With his encouragement, I found myself among a new group of people.  I picked him up and he showed me where to go.  I wasn’t tired enough to go back to bed and I needed to connect that night. 

“Ishamael’s house is pretty chill.  It’s not huge, so there are a lot of small groups,” he explained as we approached the porch of the brick house lit by what seemed to be a red Christmas light. 

Ishmael's kitchen college party drinking

Following a long round of introductions, I found myself in the kitchen politely declining drink after drink.  A moment later, a guy with piercing white teeth and blue eyes, mouthed the word “garments” from across the room, pointing to the sleeve of his shirt.  I tucked the holy fabric back under my sleeve as he turned back to his conversation and his drink.  My initial thoughts of desecration of the undershirt's sanctity turned to comfort and respect.

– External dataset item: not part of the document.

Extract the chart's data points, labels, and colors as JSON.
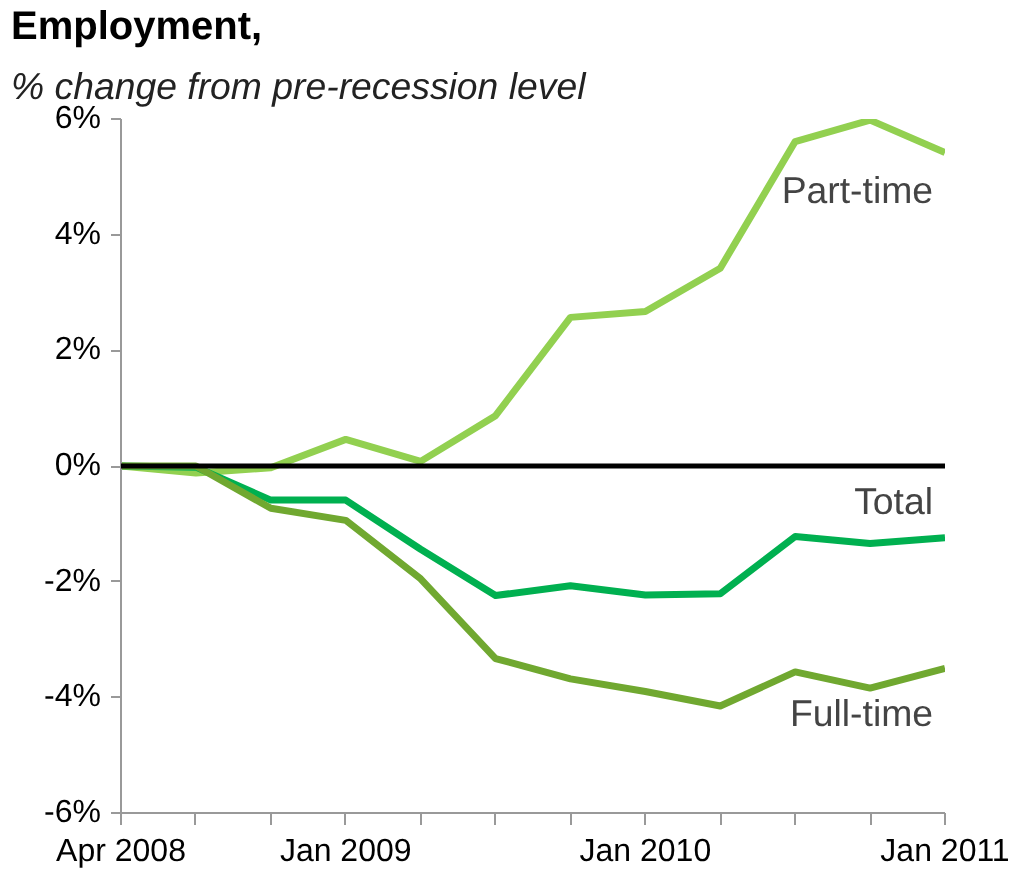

Though we’d only seen each other in passing and we’ve never sat down and had a conversation afterward, it was the type of connection I needed in that moment.  To know that another gay Mormon boy would watch out for me, or rather the beliefs I struggled with, provided me with the consolation I needed that Sunday as I reconsidered the religion I’d shared and lived and wore. 

 

End, Part 3.

3 comments:

naturgesetz said...

It's a terrible thing to feel rejected by your church, especially if you feel you belong in it — worse still, of course, to feel rejected by God. And it's such a conflict when it seems that the church to which you are devoted as the carrier of God's word seems to have gotten something important very wrong.

That is why I try to reassure gay Catholics that the Church does not reject them, even if it says that they should not have sex with men, any more than it rejects anybody else whose conduct sometimes transgresses its moral teaching. It is also why I try to reassure them that God does not reject them (and the Church doesn't say he does). And finally it is why I try to show them, respectfully I hope, why I think the Church's teaching is correct.

I'm not entirely sure where the church of LDS comes down on these questions, so it will be interesting to continue to read of your struggle and how you resolved it.

Toxiygen said...

I hate to come across as ignorant, but I didn't get the part about "garments" and pointing to his sleeve.

What does this mean?

A Gay Mormon Boy said...

This is very much tied up in one of the most complex cultural contexts of Mormonism. I speak of it understatedly here out of reverence.

Garments are sacred undergarments worn as a constant reminder of one's faith. With a few exceptions, they are to remain worn and covered at all times.

From the LDS church's website:
Like members of many religious faiths, Latter-day Saints wear religious clothing. But members of other faiths — typically those involved in permanent pastoral ministries or religious services — usually wear religious garments as outer ceremonial vestments or symbols of recognition. In The Church of Jesus Christ of Latter-day Saints, garments are worn beneath street clothing as a personal and private reminder of commitments to God.

Garments are considered sacred by Church members and are not regarded as a topic for casual conversation.